After two years of heavy involvement, especially with the magazine, Jennings was pressured to leave by business manager Dorr Legg.

==After ONE==
After leaving ONE, Jennings wrote and published his first novel, The Ronin, retold from an ancient Buddhist story, followed by The Sinking of the Sarah Diamond. Another book, The Cowboys, based on a film treatment he sold to Warner Bros., caused considerable controversy among publishers due to its glimmers of homoeroticism. The Cowboys was made into a 1972 film, starring John Wayne. While not as successful as his first book, he made enough profit from the book that allowed him to buy a ranch outside of Los Angeles. After losing his home due to a lawsuit with a former lover he moved to the town of Trinidad in Humboldt County in northern California where he decided to re-involve himself in the movement. He contacted an old friend from ONE, Don Slater, who had also separated himself from ONE and founded a new organization, HIC (Homosexual Information Center) in 1965. Jennings was very passionate about his writings, and hoped that the HIC would accept and protect his scripts and books.

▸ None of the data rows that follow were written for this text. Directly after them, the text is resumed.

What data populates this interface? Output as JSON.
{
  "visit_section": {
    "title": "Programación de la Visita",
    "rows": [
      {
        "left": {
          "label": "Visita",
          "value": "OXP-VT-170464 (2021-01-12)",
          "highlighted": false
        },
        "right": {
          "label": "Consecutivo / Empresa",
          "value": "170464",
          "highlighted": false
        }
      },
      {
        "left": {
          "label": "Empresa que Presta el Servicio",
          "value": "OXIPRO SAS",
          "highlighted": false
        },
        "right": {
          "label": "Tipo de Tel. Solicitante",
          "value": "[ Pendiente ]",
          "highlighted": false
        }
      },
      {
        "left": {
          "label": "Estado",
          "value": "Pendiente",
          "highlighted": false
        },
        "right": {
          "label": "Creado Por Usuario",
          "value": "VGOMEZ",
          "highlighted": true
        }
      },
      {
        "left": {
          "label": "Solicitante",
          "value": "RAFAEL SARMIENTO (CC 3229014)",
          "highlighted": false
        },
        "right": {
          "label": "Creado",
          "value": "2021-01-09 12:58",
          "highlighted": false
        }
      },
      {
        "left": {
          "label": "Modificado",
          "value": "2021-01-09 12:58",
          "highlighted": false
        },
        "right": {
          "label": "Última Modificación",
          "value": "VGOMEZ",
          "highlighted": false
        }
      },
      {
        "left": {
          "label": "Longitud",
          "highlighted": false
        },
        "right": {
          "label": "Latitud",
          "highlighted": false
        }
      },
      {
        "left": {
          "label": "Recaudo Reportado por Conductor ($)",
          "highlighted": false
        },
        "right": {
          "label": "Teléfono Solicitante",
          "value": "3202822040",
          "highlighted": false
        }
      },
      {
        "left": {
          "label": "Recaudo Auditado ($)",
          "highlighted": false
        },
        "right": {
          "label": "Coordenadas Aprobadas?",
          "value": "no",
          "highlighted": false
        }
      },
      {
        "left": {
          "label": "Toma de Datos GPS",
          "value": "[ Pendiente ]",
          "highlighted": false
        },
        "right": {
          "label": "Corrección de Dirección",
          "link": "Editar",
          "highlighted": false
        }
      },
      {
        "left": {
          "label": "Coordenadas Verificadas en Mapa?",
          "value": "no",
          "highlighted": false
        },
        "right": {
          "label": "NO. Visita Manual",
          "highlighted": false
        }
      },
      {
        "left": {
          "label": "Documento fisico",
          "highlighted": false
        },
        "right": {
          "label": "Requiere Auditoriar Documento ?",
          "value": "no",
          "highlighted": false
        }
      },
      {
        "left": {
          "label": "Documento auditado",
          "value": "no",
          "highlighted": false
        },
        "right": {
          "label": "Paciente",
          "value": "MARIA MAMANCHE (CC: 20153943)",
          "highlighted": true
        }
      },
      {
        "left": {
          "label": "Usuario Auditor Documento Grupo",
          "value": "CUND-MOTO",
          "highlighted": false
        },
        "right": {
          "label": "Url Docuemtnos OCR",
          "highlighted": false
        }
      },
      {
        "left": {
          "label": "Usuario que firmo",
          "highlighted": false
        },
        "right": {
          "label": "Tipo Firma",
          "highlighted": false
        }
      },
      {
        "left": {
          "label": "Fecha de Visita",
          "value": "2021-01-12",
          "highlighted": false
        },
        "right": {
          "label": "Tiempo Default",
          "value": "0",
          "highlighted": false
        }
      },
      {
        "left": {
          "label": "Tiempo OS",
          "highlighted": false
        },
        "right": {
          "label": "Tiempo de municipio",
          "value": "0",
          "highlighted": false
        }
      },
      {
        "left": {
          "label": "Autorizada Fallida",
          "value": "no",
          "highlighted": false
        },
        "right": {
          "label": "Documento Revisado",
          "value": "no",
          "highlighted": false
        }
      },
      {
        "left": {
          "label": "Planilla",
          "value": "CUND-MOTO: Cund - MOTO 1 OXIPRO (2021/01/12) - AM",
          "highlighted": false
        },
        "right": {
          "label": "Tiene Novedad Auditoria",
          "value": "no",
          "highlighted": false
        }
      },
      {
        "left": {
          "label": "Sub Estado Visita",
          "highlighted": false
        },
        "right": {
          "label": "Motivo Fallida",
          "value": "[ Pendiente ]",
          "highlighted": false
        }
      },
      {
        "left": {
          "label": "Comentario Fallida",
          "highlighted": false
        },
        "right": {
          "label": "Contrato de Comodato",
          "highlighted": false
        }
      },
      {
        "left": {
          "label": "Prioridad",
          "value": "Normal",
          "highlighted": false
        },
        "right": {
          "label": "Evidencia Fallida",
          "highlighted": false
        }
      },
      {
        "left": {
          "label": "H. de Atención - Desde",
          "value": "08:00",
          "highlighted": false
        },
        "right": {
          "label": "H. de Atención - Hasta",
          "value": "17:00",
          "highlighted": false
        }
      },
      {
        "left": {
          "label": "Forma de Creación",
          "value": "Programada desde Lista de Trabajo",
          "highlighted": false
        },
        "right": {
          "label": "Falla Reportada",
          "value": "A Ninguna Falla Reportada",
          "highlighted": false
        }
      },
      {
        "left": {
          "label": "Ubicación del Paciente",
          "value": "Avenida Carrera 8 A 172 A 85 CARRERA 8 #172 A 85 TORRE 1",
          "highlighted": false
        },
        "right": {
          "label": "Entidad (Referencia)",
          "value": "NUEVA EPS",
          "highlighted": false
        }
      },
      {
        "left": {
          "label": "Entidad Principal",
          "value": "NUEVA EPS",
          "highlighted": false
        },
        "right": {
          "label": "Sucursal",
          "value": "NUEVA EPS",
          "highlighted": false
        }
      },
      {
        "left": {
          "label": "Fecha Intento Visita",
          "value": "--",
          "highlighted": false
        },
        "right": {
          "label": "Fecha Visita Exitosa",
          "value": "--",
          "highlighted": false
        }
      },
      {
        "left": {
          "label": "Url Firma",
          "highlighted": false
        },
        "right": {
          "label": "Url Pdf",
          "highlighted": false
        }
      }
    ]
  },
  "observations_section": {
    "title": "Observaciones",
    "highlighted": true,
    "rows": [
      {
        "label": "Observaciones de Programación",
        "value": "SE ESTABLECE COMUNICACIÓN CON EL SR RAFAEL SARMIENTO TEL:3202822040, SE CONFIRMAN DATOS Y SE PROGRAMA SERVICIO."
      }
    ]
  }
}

The HIC believed and supported the protection of privacy in sexual relations and that this was the key to sexual freedom. Jennings stayed highly involved with the organization until 1997, when Slater died. Around this time Jennings began losing his memory and constantly worried that his writings would be lost, so he made arrangements that his works and property would go to the HIC when he died.

He continued to write until shortly before his death on May 11, 2000, at the age of 82 at Specialty Hospital in La Mirada, California; he is survived by one nephew. His legacy to the HIC consists of hundreds of articles, including unpublished books, plays, film treatments and stories. They are now housed in the Homosexual Information Center Archives, a part of the Vern and Bonnie Bullough Collection on Sex and Gender, housed at the University Library, California State University, Northridge.

==The Temperamentals==
In 2009, Jennings and the Mattachine Society became the subjects of the play The Temperamentals by Jon Maran. After workshop performances in 2009, the play opened off-Broadway at New World Stages in early 2010. Jennings was portrayed by Sam Breslin Wright.